Giochi de Le Porte
Gualdo Tadino (PG)
Notizie storiche
La manifestazione storica, ripresa alla fine degli anni settanta dello scorso secolo, consiste nella rievocazione del Palio di Maggio, che veniva disputato a Gualdo Tadino già nel XII secolo. La festa gualdese è diventata, con il passare del tempo, un valido punto di riferimento nel panorama del folklore nazionale, poiché in essa coesistono, ben amalgamate, situazioni tali che ne fanno una delle manifestazioni più spettacolari. Durante tutta la durata della manifestazione, l'aspetto della città si trasforma: gli sbandieratori, i balestrieri, i costumi del corteo storico, le gare, la consegna del palio, rappresentano i momenti più significativi di uno spettacolo medievale in cui regnano allegria, competizione ed ospitalità.
Oggi la rievocazione cade con l'ultima domenica di settembre.

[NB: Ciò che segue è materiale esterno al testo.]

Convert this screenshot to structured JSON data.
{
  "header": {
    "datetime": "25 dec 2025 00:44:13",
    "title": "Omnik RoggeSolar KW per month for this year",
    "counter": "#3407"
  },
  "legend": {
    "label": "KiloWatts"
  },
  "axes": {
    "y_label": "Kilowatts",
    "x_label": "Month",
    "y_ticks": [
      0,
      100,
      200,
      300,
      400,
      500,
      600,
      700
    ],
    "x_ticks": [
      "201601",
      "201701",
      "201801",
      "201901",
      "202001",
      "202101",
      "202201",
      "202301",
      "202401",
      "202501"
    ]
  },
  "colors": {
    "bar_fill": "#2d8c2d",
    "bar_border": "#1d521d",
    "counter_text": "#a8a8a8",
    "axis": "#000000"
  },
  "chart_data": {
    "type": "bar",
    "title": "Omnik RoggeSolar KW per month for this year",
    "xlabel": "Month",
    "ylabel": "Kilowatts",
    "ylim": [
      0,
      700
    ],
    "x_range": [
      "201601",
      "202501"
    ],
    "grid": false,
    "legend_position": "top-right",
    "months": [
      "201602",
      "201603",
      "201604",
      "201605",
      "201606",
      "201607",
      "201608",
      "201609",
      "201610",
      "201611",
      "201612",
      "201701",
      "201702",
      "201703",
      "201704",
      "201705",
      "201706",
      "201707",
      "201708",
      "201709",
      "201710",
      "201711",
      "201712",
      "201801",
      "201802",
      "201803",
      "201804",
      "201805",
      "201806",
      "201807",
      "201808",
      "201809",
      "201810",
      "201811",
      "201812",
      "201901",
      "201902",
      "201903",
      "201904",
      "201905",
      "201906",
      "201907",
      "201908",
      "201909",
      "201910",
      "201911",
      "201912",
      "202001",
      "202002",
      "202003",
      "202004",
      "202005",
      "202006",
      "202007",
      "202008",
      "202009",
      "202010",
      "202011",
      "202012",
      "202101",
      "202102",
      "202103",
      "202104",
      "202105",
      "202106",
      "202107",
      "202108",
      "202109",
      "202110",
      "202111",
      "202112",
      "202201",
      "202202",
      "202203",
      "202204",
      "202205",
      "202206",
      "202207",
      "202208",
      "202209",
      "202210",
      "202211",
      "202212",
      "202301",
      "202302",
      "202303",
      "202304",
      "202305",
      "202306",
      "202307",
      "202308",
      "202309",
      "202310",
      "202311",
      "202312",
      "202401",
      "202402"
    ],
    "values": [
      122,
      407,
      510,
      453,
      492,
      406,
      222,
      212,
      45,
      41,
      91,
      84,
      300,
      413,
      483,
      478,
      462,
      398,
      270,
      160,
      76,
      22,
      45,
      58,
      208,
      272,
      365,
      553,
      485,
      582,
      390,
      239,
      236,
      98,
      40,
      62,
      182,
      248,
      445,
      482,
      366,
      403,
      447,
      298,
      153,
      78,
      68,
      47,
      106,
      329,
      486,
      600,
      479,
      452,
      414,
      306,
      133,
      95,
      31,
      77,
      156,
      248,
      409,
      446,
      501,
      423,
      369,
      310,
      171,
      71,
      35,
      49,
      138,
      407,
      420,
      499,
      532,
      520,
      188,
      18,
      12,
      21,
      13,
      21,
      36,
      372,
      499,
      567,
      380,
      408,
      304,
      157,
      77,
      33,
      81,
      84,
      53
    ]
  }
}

L'elemento più particolare della manifestazione è quello del travestimento collettivo, poiché l'abito assume una funzione rievocativa, e distintiva al tempo stesso, fra i ceti sociali che compongono la sfilata del corteo. Sarte locali tagliano stoffe di damasco, velluto, broccato, sete per riprodurre fedelmente costumi del periodo storico di riferimento che si colloca tra la seconda metà del 1300 ed i primi del 1400. I costumi vengono rinnovati di anno in anno, nella ricerca di un perfezionismo assoluto.
La Città viene vestita a festa, nei colori che distinguono le quattro Porte che si contendono il Palio: San Benedetto (azzurro in campo giallo), San Donato (bianco in campo giallo), San Facondino (verde in campo giallo), San Martino (rosso in campo giallo).
Il cromatismo dei drappi, stendardi, bandiere e vessilli, trasformano palazzi, monumenti e vicoli medievali. Dal lunedì alla domenica, la città è in pieno fermento.
Il gonfaloniere (eletto annualmente con la cerimonia del Bussolo), i priori, i componenti dell'Ente, completano sinergicamente l'organizzazione della manifestazione che inizia il venerdì con la sfilata pomeridiana, per le vie della città, dei vivandieri di ciascuna Porta che confluiscono nella piazza Grande, dove avviene lo scambio dei doni: frutta della terra disposti in vassoi. Le campane, all'unisono, annunciano l'apertura dei giochi. Le botteghe artigiane e le taverne, appositamente ricavate da locali medievali, si animano. Queste ultime offrono ai visitatori prelibati piatti locali serviti da dame in costume. La sera, abili sbandieratori, si esibiscono offendo uno spettacolo cromatico di volteggi, ritmi ed acrobazie. Il sabato pomeriggio, in piazza Grande, si esibiscono i balestrieri che cercano di colpire il “corniolo” posizionato a 30 metri.
All'imbrunire esce il corteo storico: oltre ottocento figuranti sfilano al suono di tamburi. Accanto a priori, regolatori delle Arti, magistrati, soldati, alfieri, tamburini, dame e cavalieri, sbanderiatori e balestrieri, arcieri e fondatori, sfilano i personaggi umili del popolo, raggruppati in mestieri assegnati a ciascuna Porta.
Albergatori e tavernieri, lanaioli, macellai e beccai, legnaioli, muratori e scalpellini, alla Porta San Benedetto.
Cordai, orefici, pizzicagnoli, merciai, alla Porta San Donato.
Barbieri, calzolai, fabbri ferrai, bastai, alla Porta San Facondino.
Dottori, notai, essenzieri e droghieri, fornacia, panettieri, alla Porta San Martino.
La domenica è riservata alle competizioni, non prima di aver eseguito il sorteggio e la pesatura dei carretti della corsa. La competizione consiste in quattro gare, tra cui la corsa dei somari, il tiro con la fionda ed il tiro con l'arco.
La prima due prove, in cui è protagonista il somaro, feticisticamente accudito e allenato in gran segreto da un anno all'altro, sono senz'altro quelle più attese, avvincenti ed imprevedibili per il proverbiale carattere testardo del simpatico animale, il quale, all'improvviso è artefice di brusche fermate, suscitando il panico dei portaioli.
La altre gare, consistono nel tiro con la fionda e nel tiro con l'arco. I frombolieri devono colpire un piatto di ceramica posto alla distanza di 20 metri, mentre l'arcieri devono colpire un bersaglio con le frecce. Ad ogni freccia viene assegnato un punteggio, secondo il regolamento olimpico.